The NRA's reference on time-barred obligations is at nra.bg/davnost. The text of the TIPC is available on lex.bg.

What to do when prescription has expired

When the analysis shows prescription has expired, the defense sequence is as follows:

  1. Do not acknowledge the obligation. Do not pay “just in case” — sums paid on time-barred obligations are not refundable (Art. 174 TIPC).
  2. Do not file new declarations that list the obligation. A new acknowledgment interrupts prescription. If a corrective declaration is needed, file it after consultation.
  3. Submit a write-off request under TIPC. For the absolute prescription, write-off is ex officio; if not performed, the request obliges the NRA to respond.
  4. Enforcement actions — appeal to terminate. Appeal to the director of the competent territorial directorate of the NRA; on refusal, before the administrative court. For revision acts, see our article on appealing a revision act.
  5. Legal advice BEFORE any action. The most common practical mistake is payment or filing of a declaration that resets prescription.
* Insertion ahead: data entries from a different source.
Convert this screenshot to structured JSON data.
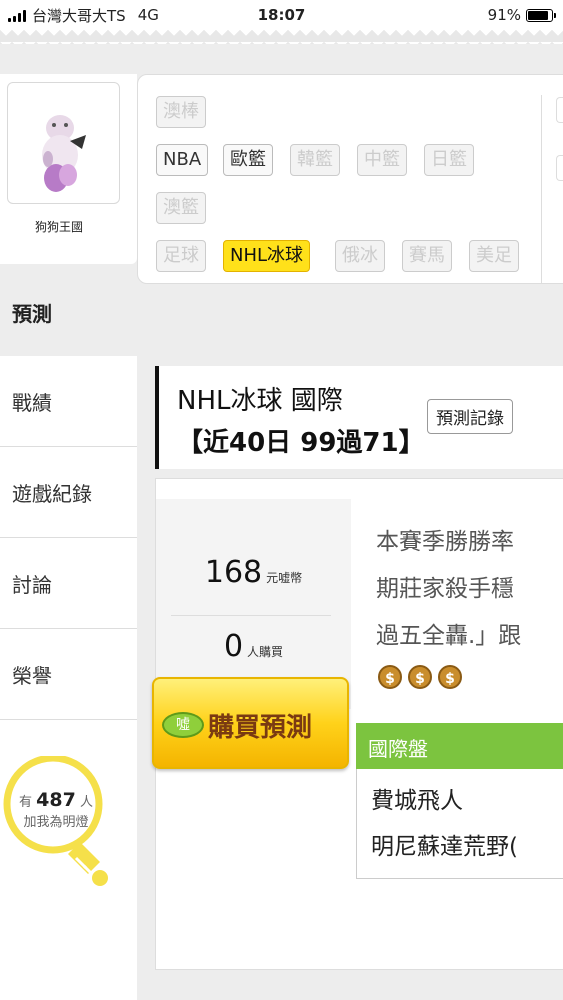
{
  "status_bar": {
    "carrier": "台灣大哥大TS",
    "network": "4G",
    "time": "18:07",
    "battery": "91%"
  },
  "profile": {
    "name": "狗狗王國",
    "avatar_icon": "dog-figurine-avatar"
  },
  "sports": {
    "row1": [
      {
        "label": "澳棒",
        "state": "disabled"
      }
    ],
    "row2": [
      {
        "label": "NBA",
        "state": "normal"
      },
      {
        "label": "歐籃",
        "state": "normal"
      },
      {
        "label": "韓籃",
        "state": "disabled"
      },
      {
        "label": "中籃",
        "state": "disabled"
      },
      {
        "label": "日籃",
        "state": "disabled"
      }
    ],
    "row3": [
      {
        "label": "澳籃",
        "state": "disabled"
      }
    ],
    "row4": [
      {
        "label": "足球",
        "state": "disabled"
      },
      {
        "label": "NHL冰球",
        "state": "active"
      },
      {
        "label": "俄冰",
        "state": "disabled"
      },
      {
        "label": "賽馬",
        "state": "disabled"
      },
      {
        "label": "美足",
        "state": "disabled"
      }
    ]
  },
  "nav": {
    "active": "預測",
    "items": [
      "戰績",
      "遊戲紀錄",
      "討論",
      "榮譽"
    ]
  },
  "fans": {
    "prefix": "有",
    "count": "487",
    "suffix": "人",
    "cta": "加我為明燈",
    "icon": "lightbulb-icon"
  },
  "prediction": {
    "title": "NHL冰球 國際",
    "record": "【近40日 99過71】",
    "record_button": "預測記錄",
    "price_value": "168",
    "price_unit": "元嘘幣",
    "buyers_value": "0",
    "buyers_unit": "人購買",
    "description_lines": [
      "本賽季勝勝率",
      "期莊家殺手穩",
      "過五全轟.」跟"
    ],
    "moneybag_count": 3,
    "buy_label": "購買預測",
    "buy_icon_text": "噓",
    "market_label": "國際盤",
    "teams": [
      "費城飛人",
      "明尼蘇達荒野("
    ]
  },
  "colors": {
    "active_tag": "#ffe11a",
    "market_bar": "#7cc43f",
    "buy_button": "#ffd21a",
    "buy_text": "#7a3a12",
    "lightbulb": "#f5e04a"
  }
}
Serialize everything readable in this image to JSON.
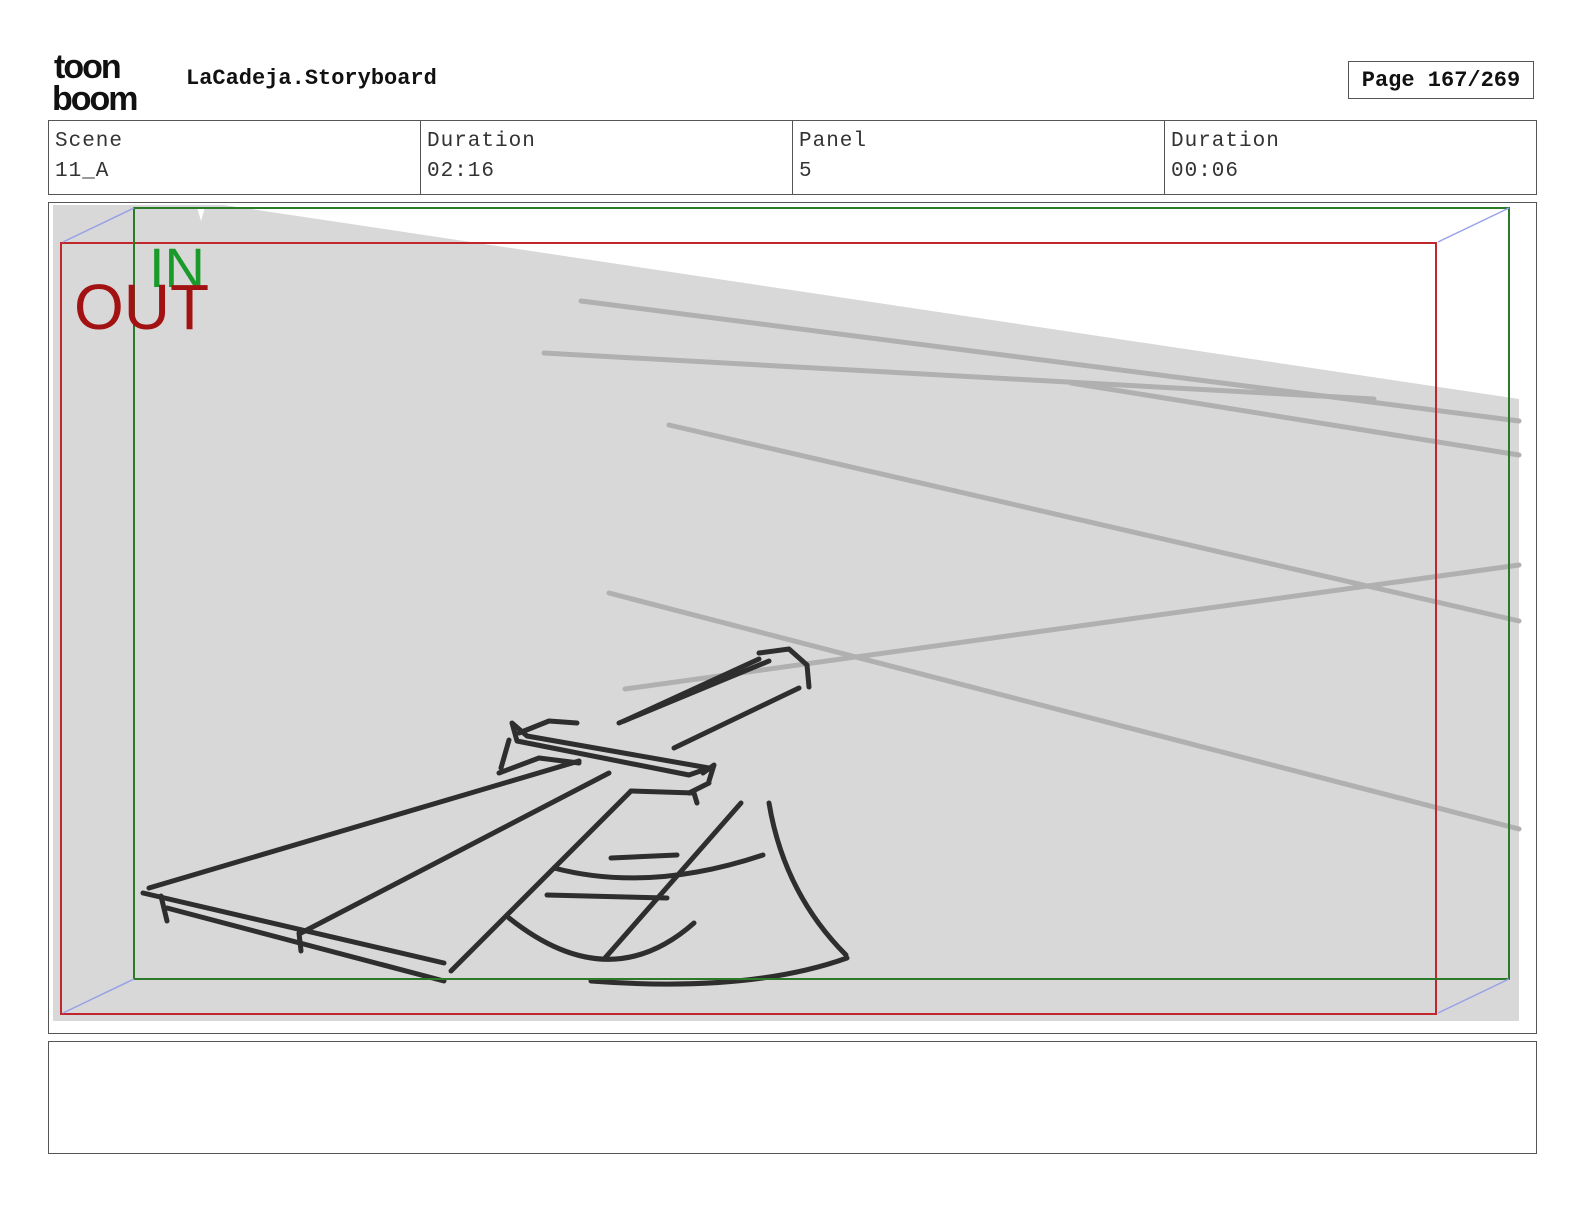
{
  "header": {
    "logo_line1": "toon",
    "logo_line2": "boom",
    "project_title": "LaCadeja.Storyboard",
    "page_label": "Page 167/269"
  },
  "info": {
    "scene_label": "Scene",
    "scene_value": "11_A",
    "scene_duration_label": "Duration",
    "scene_duration_value": "02:16",
    "panel_label": "Panel",
    "panel_value": "5",
    "panel_duration_label": "Duration",
    "panel_duration_value": "00:06"
  },
  "panel": {
    "in_label": "IN",
    "out_label": "OUT",
    "in_color": "#1a9a2a",
    "out_color": "#a31212",
    "background": "#d8d8d8"
  },
  "caption": {
    "text": ""
  }
}
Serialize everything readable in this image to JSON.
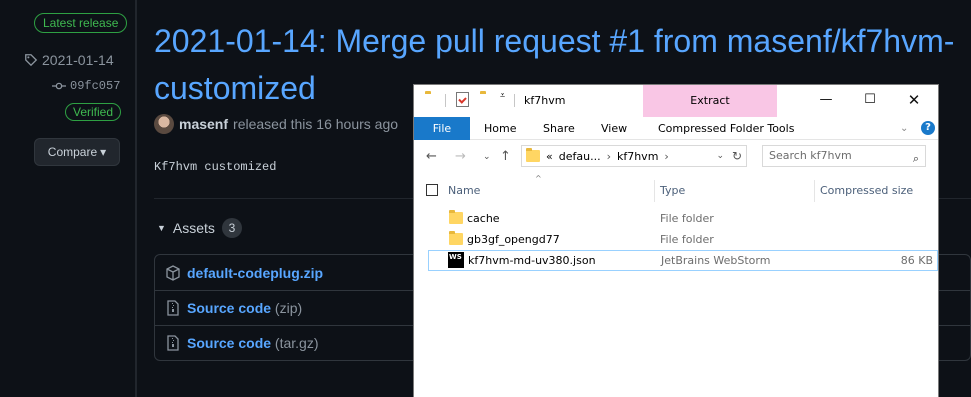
{
  "github": {
    "latest_badge": "Latest release",
    "tag": "2021-01-14",
    "commit": "09fc057",
    "verified": "Verified",
    "compare_label": "Compare",
    "title": "2021-01-14: Merge pull request #1 from masenf/kf7hvm-customized",
    "author": "masenf",
    "released_text": "released this 16 hours ago",
    "body": "Kf7hvm customized",
    "assets_label": "Assets",
    "assets_count": "3",
    "assets": [
      {
        "name": "default-codeplug.zip",
        "ext": ""
      },
      {
        "name": "Source code",
        "ext": "(zip)"
      },
      {
        "name": "Source code",
        "ext": "(tar.gz)"
      }
    ]
  },
  "explorer": {
    "window_title": "kf7hvm",
    "extract_tab": "Extract",
    "ribbon_tabs": [
      "File",
      "Home",
      "Share",
      "View",
      "Compressed Folder Tools"
    ],
    "path": [
      "defau...",
      "kf7hvm"
    ],
    "path_prefix": "«",
    "search_placeholder": "Search kf7hvm",
    "columns": {
      "name": "Name",
      "type": "Type",
      "size": "Compressed size"
    },
    "files": [
      {
        "name": "cache",
        "type": "File folder",
        "size": "",
        "icon": "folder-icon"
      },
      {
        "name": "gb3gf_opengd77",
        "type": "File folder",
        "size": "",
        "icon": "folder-icon"
      },
      {
        "name": "kf7hvm-md-uv380.json",
        "type": "JetBrains WebStorm",
        "size": "86 KB",
        "icon": "webstorm-icon"
      }
    ],
    "ws_icon_text": "WS"
  }
}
Old Tax Obligations Concerning You?

Many obligations have already expired — but the NRA still lists them. The Innovires team reviews your tax file, identifies expired prescriptions and initiates write-offs. Consultation on specific prescription deadlines.

Frequently asked questions

I have a tax debt from 2015 — should I pay?
Probably not. The 10-year absolute prescription under Art. 171(2) TIPC started on 01.01.2016 and expired on 01.01.2026. File a write-off request and do not pay before receiving a written position, since amounts paid voluntarily on time-barred debts are not refunded.
The NRA is collecting an old debt — can it?
It depends on the specific chronology. Check the date of accrual and any collection actions (audits, precautionary measures, enforcement). If prescription has expired, you can raise an objection under TIPC and appeal enforcement actions as unlawful.
Can I ignore a notice for an old fine?
No. Ignoring does not stop the proceedings and may cause you to miss defense deadlines. The correct step is to file an appeal explicitly invoking prescription — under ZANN (4.5-year absolute per Interpretive Decision 1/2015) or under Art. 82 ZANN (2-year collection of an imposed fine).
What is the difference between a fine and a property sanction?
A fine is imposed on a natural person (e.g., a manager). A property sanction is imposed on a legal entity (the company). For the same violation, both are often imposed simultaneously — the manager receives a fine and the company a property sanction.
If I acknowledged the debt, do I lose prescription?
Yes, for the 5-year ordinary prescription. Any new acknowledgment (including partial payment or a declaration listing the obligation) interrupts the period under Art. 172 TIPC and starts a fresh 5-year term. The 10-year absolute prescription, however, continues to run from the original starting date and is not reset.
When can the NRA no longer issue an infringement act?
After 3 months from discovering the offender OR 2 years from the violation for tax offenses (Art. 34(1) ZANN). The first expired deadline bars issuance. An act issued after the deadline is unlawful and subject to annulment.
Can I appeal on the ground of prescription?
Yes. Expired prescription is a substantive ground for appeal in both administrative and judicial phases — against revision acts, penal decrees and actions of the public enforcement officer. The court applies it ex officio in administrative-penal proceedings (Interpretive Decision 1/2015).
I want to recover an unlawfully collected amount — how long do I have?
A refund request for undue public receivables must be filed within 5 years from the date of payment (Art. 129 TIPC). After this period, the right to claim refund is extinguished, even if the amount was paid without legal basis.